Contributions from other sciences are inexplicably being ignored. Here are a few examples:
- Horticulture tells us that carbon dioxide is plant fertilizer, not a pollutant. Actual greenhouses get 40% higher plant growth when the carbon dioxide concentration is increased from the ambient 410 ppm to as much as 1,500 – 2,000 ppm.
- Chemistry tells us that carbon dioxide cannot turn the oceans into acid. That’s because the oceans contain salt which prevents this from happening by a chemical process called buffering. It would take 330 times the acid to make the same PH change in neutral seawater as it does in neutral freshwater.
- Biology tells us that since ocean life evolved with higher atmospheric carbon dioxide concentrations, it is largely unaffected by today’s increases.
The fossil-fuel-free energy crisis in Europe and the fossil fuel binge in Asia should be a wake-up call for all nations.
Our governments, high courts, and institutions cannot overrule the laws of multi-disciplined classical science, nor can they rewrite the long history of humans surviving more severe—and naturally occurring—climate change.
Rather than adopting opinions biased by politics, they should recognize classical observational science as the highest court because it seeks only the truth. And the truth is that carbon dioxide is not an existential threat to humanity.
Ron Barmby (www.ronaldbarmby.ca) is a Professional Engineer with a Bachelor’s and Master’s degree, whose 40+ year career in the energy sector has taken him to over 40 countries on five continents. He recently published “Sunlight on Climate Change: A Heretic’s Guide to Global Climate Hysteria” to explain in understandable terms the science of how both natural and human-caused global warming work.
I’m surprised that Barmby, while acknowledging that the greenhouse effect is a misnomer, claims that CO2 causes warming. Doesn’t the “3,000 years of wildly fluctuating temperatures”, for example, strongly suggest otherwise? I’ve read no suggestion that CO2 fluctuated wildly in the same way. Carbon dioxide is a component of Earth’s atmosphere, albeit a very minor yet essential one, so it contributes in a correspondingly small way to the mass of the warmth-moderating blanket. Giving it a special (magical) role in that blanket is like claiming that adding some embroidery to a blanket helps keep you warm at night.

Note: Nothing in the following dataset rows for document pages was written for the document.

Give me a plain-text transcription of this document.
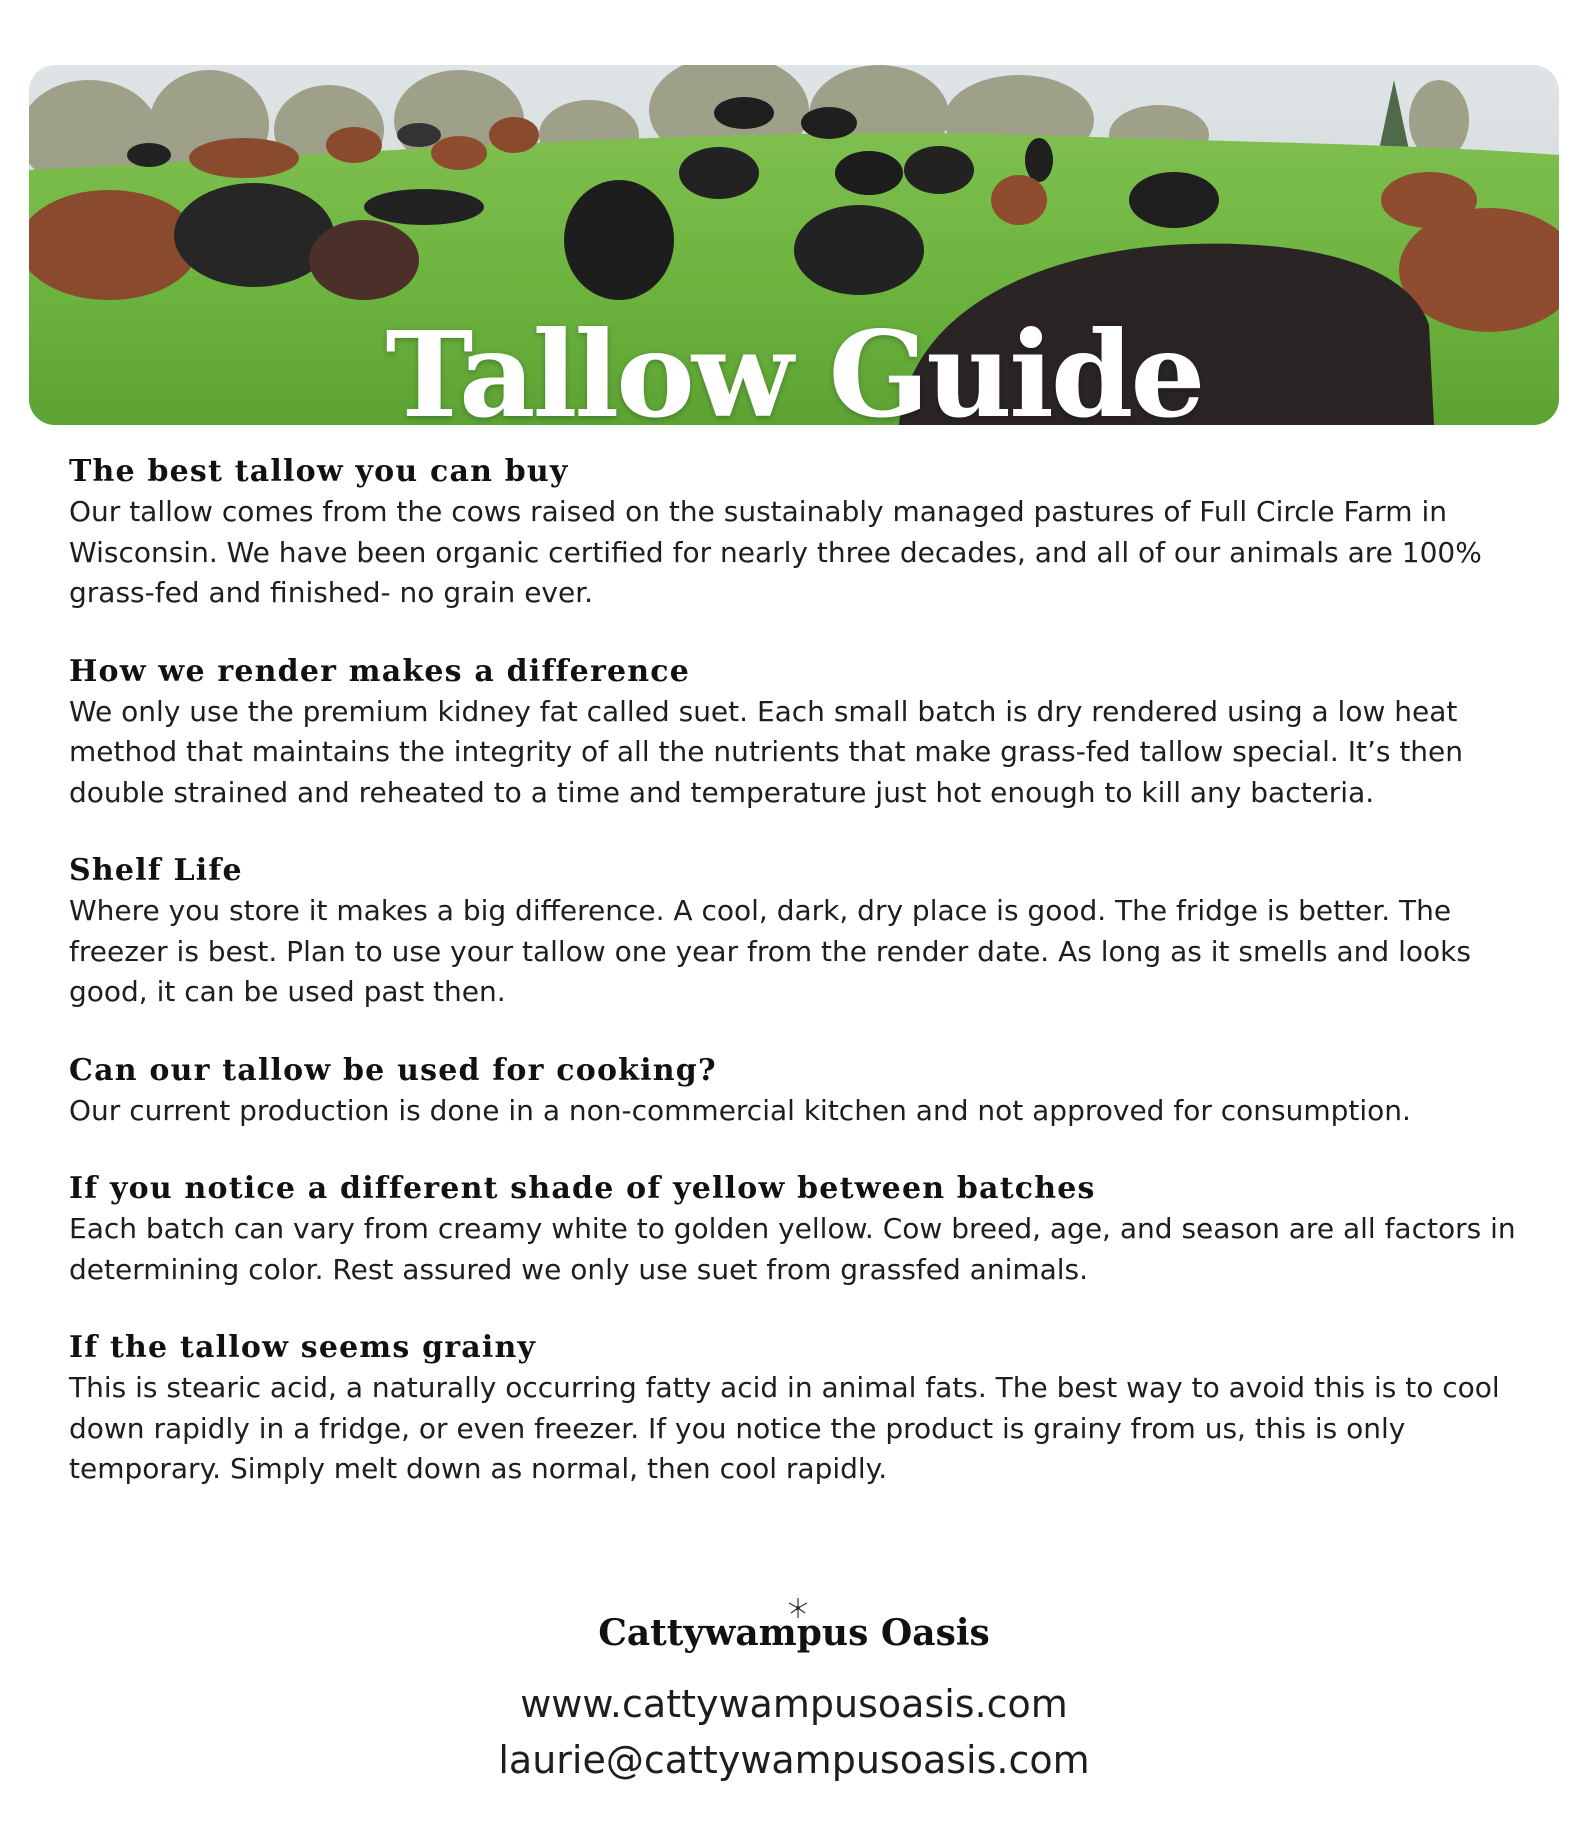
Tallow Guide
The best tallow you can buy

Our tallow comes from the cows raised on the sustainably managed pastures of Full Circle Farm in Wisconsin. We have been organic certified for nearly three decades, and all of our animals are 100% grass-fed and finished- no grain ever.

How we render makes a difference

We only use the premium kidney fat called suet. Each small batch is dry rendered using a low heat method that maintains the integrity of all the nutrients that make grass-fed tallow special. It’s then double strained and reheated to a time and temperature just hot enough to kill any bacteria.

Shelf Life

Where you store it makes a big difference. A cool, dark, dry place is good. The fridge is better. The freezer is best. Plan to use your tallow one year from the render date. As long as it smells and looks good, it can be used past then.

Can our tallow be used for cooking?

Our current production is done in a non-commercial kitchen and not approved for consumption.

If you notice a different shade of yellow between batches

Each batch can vary from creamy white to golden yellow. Cow breed, age, and season are all factors in determining color. Rest assured we only use suet from grassfed animals.

If the tallow seems grainy

This is stearic acid, a naturally occurring fatty acid in animal fats. The best way to avoid this is to cool down rapidly in a fridge, or even freezer. If you notice the product is grainy from us, this is only temporary. Simply melt down as normal, then cool rapidly.

Cattywampus Oasis

www.cattywampusoasis.com

laurie@cattywampusoasis.com
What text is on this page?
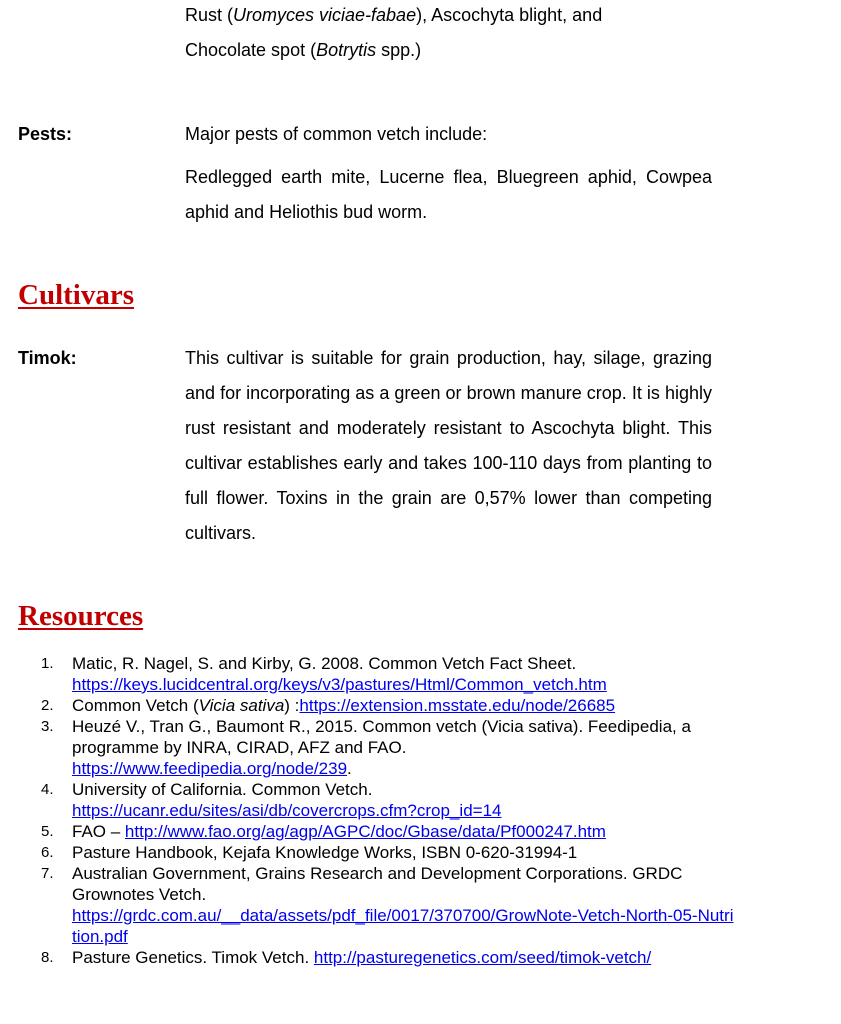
Rust (Uromyces viciae-fabae), Ascochyta blight, and
Chocolate spot (Botrytis spp.)
Pests:	Major pests of common vetch include:
Redlegged earth mite, Lucerne flea, Bluegreen aphid, Cowpea aphid and Heliothis bud worm.
Cultivars
Timok:	This cultivar is suitable for grain production, hay, silage, grazing and for incorporating as a green or brown manure crop. It is highly rust resistant and moderately resistant to Ascochyta blight. This cultivar establishes early and takes 100-110 days from planting to full flower. Toxins in the grain are 0,57% lower than competing cultivars.
Resources
1. Matic, R. Nagel, S. and Kirby, G. 2008. Common Vetch Fact Sheet.
https://keys.lucidcentral.org/keys/v3/pastures/Html/Common_vetch.htm
2. Common Vetch (Vicia sativa) :https://extension.msstate.edu/node/26685
3. Heuzé V., Tran G., Baumont R., 2015. Common vetch (Vicia sativa). Feedipedia, a programme by INRA, CIRAD, AFZ and FAO.
https://www.feedipedia.org/node/239.
4. University of California. Common Vetch.
https://ucanr.edu/sites/asi/db/covercrops.cfm?crop_id=14
5. FAO – http://www.fao.org/ag/agp/AGPC/doc/Gbase/data/Pf000247.htm
6. Pasture Handbook, Kejafa Knowledge Works, ISBN 0-620-31994-1
7. Australian Government, Grains Research and Development Corporations. GRDC Grownotes Vetch.
https://grdc.com.au/__data/assets/pdf_file/0017/370700/GrowNote-Vetch-North-05-Nutrition.pdf
8. Pasture Genetics. Timok Vetch. http://pasturegenetics.com/seed/timok-vetch/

Those who think CO2 is a pollutant and threatens all life on Earth have been reading the usial Fake News from the NYT’s and watching CNN as well as Bill Nye the Fake Science Guy
I was under the impression that the mis-named “greenhouse effect” was logarithmic in nature and that successive doublings of CO2 have a smaller effect on temperature. I also believe that the saturation bands of water vapor and CO2 overlap, so much of the potential warming from CO2 has already occurred.